The attorney general's office will receive $1.3 million to cover its litigation costs. The former trustees will not have to pay any out-of-pocket expenses since all of the payments will be covered by the trust's $25 million insurance policy with Federal Insurance Co.

"The settlement brings to end a painful chapter in the history of the trust," Attorney General Earl Anzai said. "It will permit the trustees, the staff, the faculty and students of the Kamehameha Schools to return their undivided attention to the primary purpose of the trust, which is the education of the beneficiaries."

The deal requires approval from the probate court, which has scheduled a Sept. 29 hearing. The Internal Revenue Service, which took part in the settlement talks to resolve related issues raised by its own investigation of the $6 billion trust, also needs to approve the deal.
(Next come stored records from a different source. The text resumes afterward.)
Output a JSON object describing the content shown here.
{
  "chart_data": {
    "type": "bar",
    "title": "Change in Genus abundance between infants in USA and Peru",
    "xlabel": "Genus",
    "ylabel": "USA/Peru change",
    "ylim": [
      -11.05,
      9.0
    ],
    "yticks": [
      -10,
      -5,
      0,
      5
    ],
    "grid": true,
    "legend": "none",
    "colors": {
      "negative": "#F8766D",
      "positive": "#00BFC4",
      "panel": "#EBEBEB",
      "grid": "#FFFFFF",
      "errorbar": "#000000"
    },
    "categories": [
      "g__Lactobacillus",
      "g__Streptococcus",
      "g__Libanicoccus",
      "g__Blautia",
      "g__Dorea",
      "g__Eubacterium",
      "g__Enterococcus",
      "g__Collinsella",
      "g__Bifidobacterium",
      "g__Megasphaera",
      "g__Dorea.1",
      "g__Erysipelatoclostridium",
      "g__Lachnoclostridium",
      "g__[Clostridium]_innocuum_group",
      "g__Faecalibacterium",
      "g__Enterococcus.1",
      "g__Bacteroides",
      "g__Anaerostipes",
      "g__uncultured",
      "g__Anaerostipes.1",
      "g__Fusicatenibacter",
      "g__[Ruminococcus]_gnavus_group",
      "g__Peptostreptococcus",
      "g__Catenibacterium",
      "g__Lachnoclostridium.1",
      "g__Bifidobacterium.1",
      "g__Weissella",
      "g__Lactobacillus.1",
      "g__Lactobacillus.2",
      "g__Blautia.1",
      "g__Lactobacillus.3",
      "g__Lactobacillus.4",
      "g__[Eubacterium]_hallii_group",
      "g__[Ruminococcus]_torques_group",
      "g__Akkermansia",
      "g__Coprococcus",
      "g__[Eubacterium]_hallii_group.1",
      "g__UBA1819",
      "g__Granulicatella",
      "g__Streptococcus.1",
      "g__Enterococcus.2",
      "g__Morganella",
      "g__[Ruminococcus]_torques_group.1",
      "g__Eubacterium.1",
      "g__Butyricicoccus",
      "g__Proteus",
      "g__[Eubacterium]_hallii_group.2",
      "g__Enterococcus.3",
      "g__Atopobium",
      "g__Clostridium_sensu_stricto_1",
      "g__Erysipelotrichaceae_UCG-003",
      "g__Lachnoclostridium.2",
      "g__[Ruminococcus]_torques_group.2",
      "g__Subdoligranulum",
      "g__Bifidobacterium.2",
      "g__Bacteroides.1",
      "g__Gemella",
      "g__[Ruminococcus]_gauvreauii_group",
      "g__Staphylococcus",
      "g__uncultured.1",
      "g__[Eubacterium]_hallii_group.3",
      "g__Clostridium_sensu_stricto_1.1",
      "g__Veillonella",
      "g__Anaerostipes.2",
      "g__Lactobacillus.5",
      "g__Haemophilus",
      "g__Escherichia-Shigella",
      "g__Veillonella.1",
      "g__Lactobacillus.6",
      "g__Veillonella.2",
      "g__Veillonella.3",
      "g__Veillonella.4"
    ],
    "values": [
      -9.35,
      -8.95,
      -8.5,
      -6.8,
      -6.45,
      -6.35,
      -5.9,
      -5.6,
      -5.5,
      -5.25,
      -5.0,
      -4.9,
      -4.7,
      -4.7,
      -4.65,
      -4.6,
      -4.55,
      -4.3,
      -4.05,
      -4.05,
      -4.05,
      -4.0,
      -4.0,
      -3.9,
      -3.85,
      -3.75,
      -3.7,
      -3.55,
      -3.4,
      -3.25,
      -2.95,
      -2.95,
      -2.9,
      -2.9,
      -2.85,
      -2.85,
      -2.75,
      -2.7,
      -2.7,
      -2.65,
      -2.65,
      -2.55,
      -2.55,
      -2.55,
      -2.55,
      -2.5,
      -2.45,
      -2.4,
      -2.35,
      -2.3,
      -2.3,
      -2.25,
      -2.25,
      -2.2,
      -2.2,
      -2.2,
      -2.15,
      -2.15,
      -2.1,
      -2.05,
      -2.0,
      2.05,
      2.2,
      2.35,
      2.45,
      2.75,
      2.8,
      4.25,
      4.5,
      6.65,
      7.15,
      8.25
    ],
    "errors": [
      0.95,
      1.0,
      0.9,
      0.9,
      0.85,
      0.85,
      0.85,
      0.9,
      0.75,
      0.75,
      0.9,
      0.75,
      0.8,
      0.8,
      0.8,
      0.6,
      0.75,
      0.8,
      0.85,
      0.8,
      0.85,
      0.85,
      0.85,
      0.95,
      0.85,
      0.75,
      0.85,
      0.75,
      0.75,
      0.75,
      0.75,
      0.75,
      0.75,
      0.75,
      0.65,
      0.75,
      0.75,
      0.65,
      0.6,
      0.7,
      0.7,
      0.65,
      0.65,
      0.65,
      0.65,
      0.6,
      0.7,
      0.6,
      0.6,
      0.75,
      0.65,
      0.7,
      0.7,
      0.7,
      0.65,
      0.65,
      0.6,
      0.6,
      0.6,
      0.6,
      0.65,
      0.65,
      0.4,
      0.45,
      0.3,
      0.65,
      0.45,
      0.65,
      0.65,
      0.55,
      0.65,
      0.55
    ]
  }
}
The settlement was initially struck last Friday, canceling a one-year trial that was scheduled to begin on Monday. However, the terms of the deal were not made public until yesterday's filing.

Anzai said the state agreed to settle its claims because a trial would have exhausted the trust's insurance policy and would have been costly for taxpayers. Even if the state won its complicated case, there would be no guarantee that the trust would be able to collect more than the settlement amount, he added. In its 12-count surcharge suit, the state has alleged that the former trustees took excessive compensation, mismanaged the estate's educational programs and incurred more than $200 million in investment losses during their tenures.

Anzai's remarks came at a joint news conference held with the estate's interim trustees Ronald Libkuman and Robert Kihune. While some may criticize the settlement agreement as lenient for the former trustees, Kihune said, the deal was the best deal available.

The state could surcharge the former trustees personally only after the case went to trial and only after the insurance policy was depleted.

According to Libkuman, one of the conditions of the settlement calls for the resolution of the IRS's personal claims against the former trustees. He said that the trust is discussing the issue with the IRS and that he's optimistic that an agreement can be worked out.

The settlement culminates a string of reforms of the 116-year-old trust, whose mission is to educate native Hawaiians. Since the state began its investigation into the trust and its former trustees in August 1997, the estate has adopted a new governance structure, agreed to vastly expand its educational programs and implemented a more stable investment policy.

Additional reforms include a reasonable pay scale for trustees, a new trustee selection process and the preservation of the estate's tax-exempt status.